Researchers at the Institute of Photonic Sciences (ICFO) have developed a low-cost, compact, portable on-chip light microscope capable of carrying out ultrasensitive analysis of transparent objects.

Holographic, phase contrast and differential interference contrast (DIC) microscopes have been developed in recent years for making transparent objects visible—opening new pathways for the study and characterization of structures such as biological cells or protein layers. While these technologies offer high sensitivity and resolution, they have proven to be severely limited as far as field of view (FOV) and depth of field (DOF)—major drawbacks for large samples, where a scanning method is mandatory and time consuming.

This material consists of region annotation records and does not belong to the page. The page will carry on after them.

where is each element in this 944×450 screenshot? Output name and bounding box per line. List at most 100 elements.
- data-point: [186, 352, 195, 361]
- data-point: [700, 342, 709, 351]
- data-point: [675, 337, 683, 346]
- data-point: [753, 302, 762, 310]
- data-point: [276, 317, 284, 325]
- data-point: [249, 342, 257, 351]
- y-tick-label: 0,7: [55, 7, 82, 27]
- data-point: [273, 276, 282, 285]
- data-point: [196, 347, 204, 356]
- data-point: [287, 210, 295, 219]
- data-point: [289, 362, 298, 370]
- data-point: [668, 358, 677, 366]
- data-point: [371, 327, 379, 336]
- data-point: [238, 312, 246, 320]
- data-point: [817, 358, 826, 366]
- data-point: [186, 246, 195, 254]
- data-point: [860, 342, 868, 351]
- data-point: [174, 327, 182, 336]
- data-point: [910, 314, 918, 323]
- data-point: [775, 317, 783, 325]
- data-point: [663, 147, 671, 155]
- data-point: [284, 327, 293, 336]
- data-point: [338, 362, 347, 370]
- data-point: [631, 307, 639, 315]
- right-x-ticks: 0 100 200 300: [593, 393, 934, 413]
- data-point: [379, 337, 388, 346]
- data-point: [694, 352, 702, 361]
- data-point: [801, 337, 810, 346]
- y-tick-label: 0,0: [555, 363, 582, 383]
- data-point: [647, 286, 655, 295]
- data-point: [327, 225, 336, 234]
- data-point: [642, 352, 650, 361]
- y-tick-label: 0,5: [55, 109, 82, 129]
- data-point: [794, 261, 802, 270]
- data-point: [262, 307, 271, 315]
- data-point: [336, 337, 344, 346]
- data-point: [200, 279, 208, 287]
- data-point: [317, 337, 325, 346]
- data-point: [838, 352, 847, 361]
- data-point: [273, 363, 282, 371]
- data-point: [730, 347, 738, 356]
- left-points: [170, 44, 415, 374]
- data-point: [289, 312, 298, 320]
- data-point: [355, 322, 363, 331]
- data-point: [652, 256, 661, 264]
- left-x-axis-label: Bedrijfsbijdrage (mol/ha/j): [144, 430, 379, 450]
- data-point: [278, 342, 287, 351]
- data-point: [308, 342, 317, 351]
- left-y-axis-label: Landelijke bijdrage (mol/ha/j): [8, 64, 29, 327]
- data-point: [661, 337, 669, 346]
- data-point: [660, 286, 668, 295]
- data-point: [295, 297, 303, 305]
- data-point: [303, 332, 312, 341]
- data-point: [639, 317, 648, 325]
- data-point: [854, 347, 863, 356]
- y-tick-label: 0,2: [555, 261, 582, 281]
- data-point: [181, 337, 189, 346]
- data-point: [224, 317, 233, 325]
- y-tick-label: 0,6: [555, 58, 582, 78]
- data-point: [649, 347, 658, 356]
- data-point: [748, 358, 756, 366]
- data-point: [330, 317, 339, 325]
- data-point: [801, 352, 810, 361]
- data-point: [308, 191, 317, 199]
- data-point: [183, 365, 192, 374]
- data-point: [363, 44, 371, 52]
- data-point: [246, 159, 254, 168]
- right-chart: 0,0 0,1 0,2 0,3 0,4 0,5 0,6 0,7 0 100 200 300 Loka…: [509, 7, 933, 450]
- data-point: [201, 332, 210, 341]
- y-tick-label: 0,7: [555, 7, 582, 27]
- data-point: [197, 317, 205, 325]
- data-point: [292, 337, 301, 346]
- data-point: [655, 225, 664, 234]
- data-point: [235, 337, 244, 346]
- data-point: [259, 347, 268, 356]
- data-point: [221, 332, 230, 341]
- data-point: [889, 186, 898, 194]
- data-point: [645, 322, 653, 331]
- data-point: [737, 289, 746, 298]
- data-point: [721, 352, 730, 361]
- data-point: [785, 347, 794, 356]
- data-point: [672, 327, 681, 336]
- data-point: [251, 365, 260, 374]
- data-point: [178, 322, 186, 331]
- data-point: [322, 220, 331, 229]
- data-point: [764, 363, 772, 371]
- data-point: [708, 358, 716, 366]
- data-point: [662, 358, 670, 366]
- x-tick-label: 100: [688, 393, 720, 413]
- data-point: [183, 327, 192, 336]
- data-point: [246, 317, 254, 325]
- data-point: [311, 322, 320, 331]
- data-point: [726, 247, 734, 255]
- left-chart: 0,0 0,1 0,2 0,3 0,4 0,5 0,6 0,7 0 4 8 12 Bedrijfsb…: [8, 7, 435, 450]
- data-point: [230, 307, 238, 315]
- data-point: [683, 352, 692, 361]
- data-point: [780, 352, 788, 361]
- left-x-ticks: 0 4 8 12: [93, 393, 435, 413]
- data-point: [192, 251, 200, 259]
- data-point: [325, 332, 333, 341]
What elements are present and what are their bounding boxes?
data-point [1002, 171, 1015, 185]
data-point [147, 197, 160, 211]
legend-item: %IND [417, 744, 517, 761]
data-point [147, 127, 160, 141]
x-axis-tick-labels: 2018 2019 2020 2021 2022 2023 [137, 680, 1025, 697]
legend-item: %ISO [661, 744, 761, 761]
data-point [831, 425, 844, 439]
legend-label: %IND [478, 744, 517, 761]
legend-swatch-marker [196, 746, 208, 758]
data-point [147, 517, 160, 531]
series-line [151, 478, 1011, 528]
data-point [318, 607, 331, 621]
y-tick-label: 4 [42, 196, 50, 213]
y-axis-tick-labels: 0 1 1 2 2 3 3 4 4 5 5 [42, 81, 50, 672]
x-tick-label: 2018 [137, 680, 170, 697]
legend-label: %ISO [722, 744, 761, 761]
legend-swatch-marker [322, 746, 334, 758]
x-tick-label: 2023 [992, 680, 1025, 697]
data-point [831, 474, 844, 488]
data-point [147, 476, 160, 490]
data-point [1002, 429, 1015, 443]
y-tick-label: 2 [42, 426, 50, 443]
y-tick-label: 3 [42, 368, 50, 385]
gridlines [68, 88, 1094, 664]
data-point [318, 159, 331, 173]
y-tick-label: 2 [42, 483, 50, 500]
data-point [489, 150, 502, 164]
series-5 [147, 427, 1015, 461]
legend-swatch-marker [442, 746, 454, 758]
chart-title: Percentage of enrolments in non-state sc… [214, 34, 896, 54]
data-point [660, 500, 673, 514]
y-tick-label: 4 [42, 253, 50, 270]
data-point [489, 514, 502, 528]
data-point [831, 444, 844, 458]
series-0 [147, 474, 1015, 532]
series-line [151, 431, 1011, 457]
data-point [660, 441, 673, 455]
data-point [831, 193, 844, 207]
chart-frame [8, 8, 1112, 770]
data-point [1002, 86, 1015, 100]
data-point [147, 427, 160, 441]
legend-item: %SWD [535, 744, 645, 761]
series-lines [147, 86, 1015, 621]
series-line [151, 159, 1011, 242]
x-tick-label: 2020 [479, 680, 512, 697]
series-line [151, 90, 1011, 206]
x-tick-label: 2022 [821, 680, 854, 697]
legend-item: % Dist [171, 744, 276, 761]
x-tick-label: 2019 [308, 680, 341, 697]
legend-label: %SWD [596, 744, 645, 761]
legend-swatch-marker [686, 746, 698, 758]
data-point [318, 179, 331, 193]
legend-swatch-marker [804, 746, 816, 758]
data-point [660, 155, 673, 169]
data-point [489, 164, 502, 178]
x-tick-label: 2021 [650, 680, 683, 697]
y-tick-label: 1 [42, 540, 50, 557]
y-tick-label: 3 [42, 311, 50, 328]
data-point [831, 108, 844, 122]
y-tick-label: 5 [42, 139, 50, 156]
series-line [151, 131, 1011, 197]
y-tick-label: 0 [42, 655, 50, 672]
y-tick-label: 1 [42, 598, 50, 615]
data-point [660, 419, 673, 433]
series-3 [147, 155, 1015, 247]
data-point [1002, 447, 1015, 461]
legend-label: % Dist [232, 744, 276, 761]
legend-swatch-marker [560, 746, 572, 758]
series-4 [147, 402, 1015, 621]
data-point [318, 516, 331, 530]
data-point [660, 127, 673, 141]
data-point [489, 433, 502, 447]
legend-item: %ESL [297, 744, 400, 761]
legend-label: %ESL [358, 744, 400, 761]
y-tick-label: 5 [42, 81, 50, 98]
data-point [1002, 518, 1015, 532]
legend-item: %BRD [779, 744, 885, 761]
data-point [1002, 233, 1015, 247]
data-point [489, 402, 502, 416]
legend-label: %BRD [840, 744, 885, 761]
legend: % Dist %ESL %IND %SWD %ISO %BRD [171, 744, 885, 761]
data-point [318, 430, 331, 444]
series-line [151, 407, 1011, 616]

There is always a trade-off: when trying to improve one parameter with a specific combination of lenses, the other will deteriorate. Therefore, in recent years, research has been focused on developing microscopes without optical lenses or objectives that could offer unprecedented FOV while maintaining fair sensitivity and resolution.

ICFO researchers have now built a microscope made with consumer electronic products capable of simultaneously measuring nanometer-thick changes over a large volume (0.5cm^3) in transparent objects such as glass. The researchers developed a large-FOV interferometric on-chip, lens-free microscope based on a novel design with a very high axial sensitivity and DOF, applying a technique suitable for use in microarray platforms for the detection of proteins without the need for labels.

A large-field-of-view interferometric microscope can detect single protein layers. Image credit: ICFO. By using collimated polarized light, the scientists were able to reconstruct an image by shining light through the transparent sample to observe and analyze the phase shift and interference intensity pattern, a technique known as phase-shifting interferometry.

”The device means a major step forward for light microscopy techniques, especially for microarray platforms, since it could definitely be used as a point-of-care tool in the diagnosis and treatment of major diseases such as sepsis, a critical area where fast and accurate results can translate into life-changing health outcomes for individuals," says Valerio Pruneri, an ICFO researcher who helped develop the microscope.

The new device has proven to be low-cost and compact, making it an ideal device to be fully integrated into cameras of smartphones or tablets and used for detecting and scanning transparent objects or surfaces.